Long story short it's an acceptable risk. Accidents are going to happen, people are going to die, the land and air will be poisoned, absolutely. That's the price of doing business and that's nothing new.
Exactly. As has been said many times already, it's pointless to demand that nuclear power, or anything else, must be absolutely 100% safe, because that's simply never going to happen. There's always going to be risk, some that can be foreseen and mitigated to some extent, some that we won't even think of until it happens, and some that we wouldn't be able to do anything about anyway.
What's important, as with pretty much all aspects of life, is the risk/benefit analysis. I think part of the problem with this is that most people don't seem to realise they actually do that all the time. Every time you cross the road, you're weighing up the benefit of being on the other side with the risk of getting run over. It's no different when it comes to electricity, just a different scale.
Of course, another part of the problem is that people are absolutely terrible at actually assessing risks and probabilities. Which is particularly relevant for nuclear power since a large part of the controversy over it is due to the irrational fear many people seem to have of anything involving the words "nuclear" or "radiation".

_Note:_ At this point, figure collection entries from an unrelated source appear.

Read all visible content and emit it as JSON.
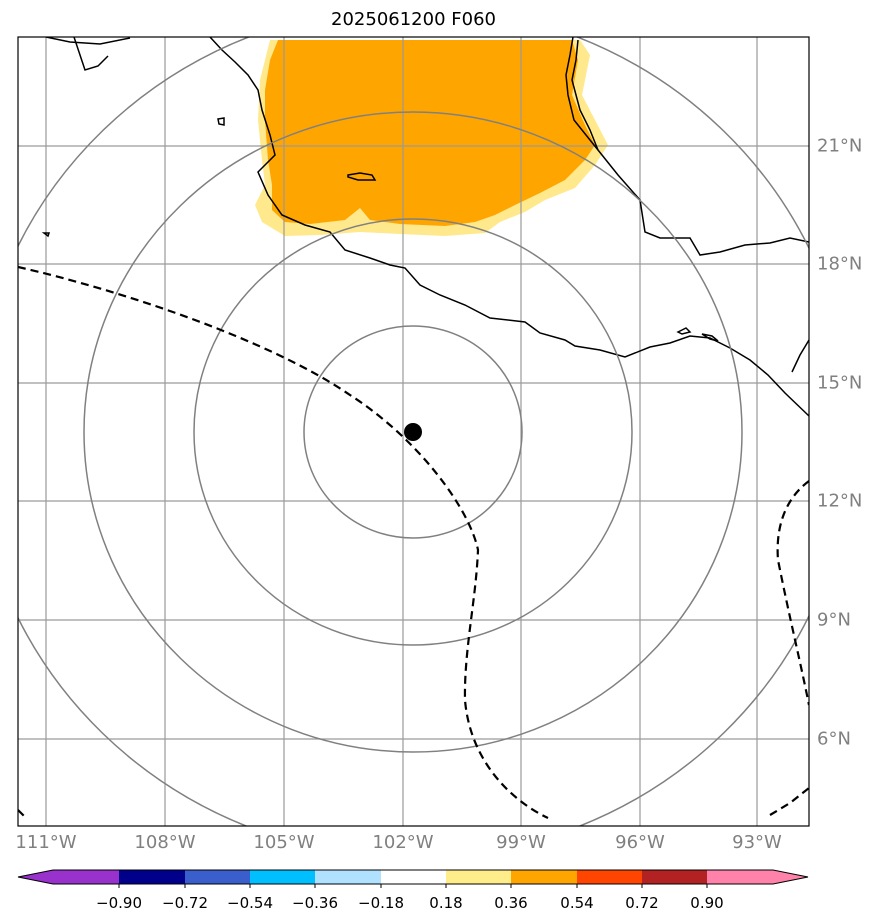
{
  "title": "2025061200 F060",
  "map": {
    "region": "Eastern Pacific off southern Mexico",
    "center_marker": {
      "lon": -101.8,
      "lat": 13.75,
      "color": "#000000"
    },
    "range_rings": "concentric circles around center marker",
    "dashed_contour": "black dashed line",
    "filled_field_color": "#FFA500",
    "filled_field_edge_color": "#FFE98C",
    "gridlines": true,
    "coastlines": true
  },
  "lon_labels": [
    "111°W",
    "108°W",
    "105°W",
    "102°W",
    "99°W",
    "96°W",
    "93°W"
  ],
  "lat_labels": [
    "21°N",
    "18°N",
    "15°N",
    "12°N",
    "9°N",
    "6°N"
  ],
  "colorbar": {
    "ticks": [
      "−0.90",
      "−0.72",
      "−0.54",
      "−0.36",
      "−0.18",
      "0.18",
      "0.36",
      "0.54",
      "0.72",
      "0.90"
    ],
    "colors": [
      "#9932CC",
      "#00008B",
      "#3A5FCD",
      "#00BFFF",
      "#B0E2FF",
      "#FFFFFF",
      "#FFEC8B",
      "#FFA500",
      "#FF4500",
      "#B22222",
      "#FF82AB"
    ],
    "extend": "both"
  }
}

In the end, all you can do is point to the facts. Nuclear power - in 50 years less than 100 dead, and a few thousand projected deaths at most, some economic cost, virtually no environmental cost (the Chernobyl area has actually been claimed to be healthier due to the lack of humans, although those claims have been disputed). Coal power - tens of thousands directly dead, far more by indirect routes, massive environmental cost including such fun as smog, acid rain, and
deadly clouds visible from space. Note that I don't even need to mention global warming, coal power would still suck even if global warming could be conclusively proven not to exist.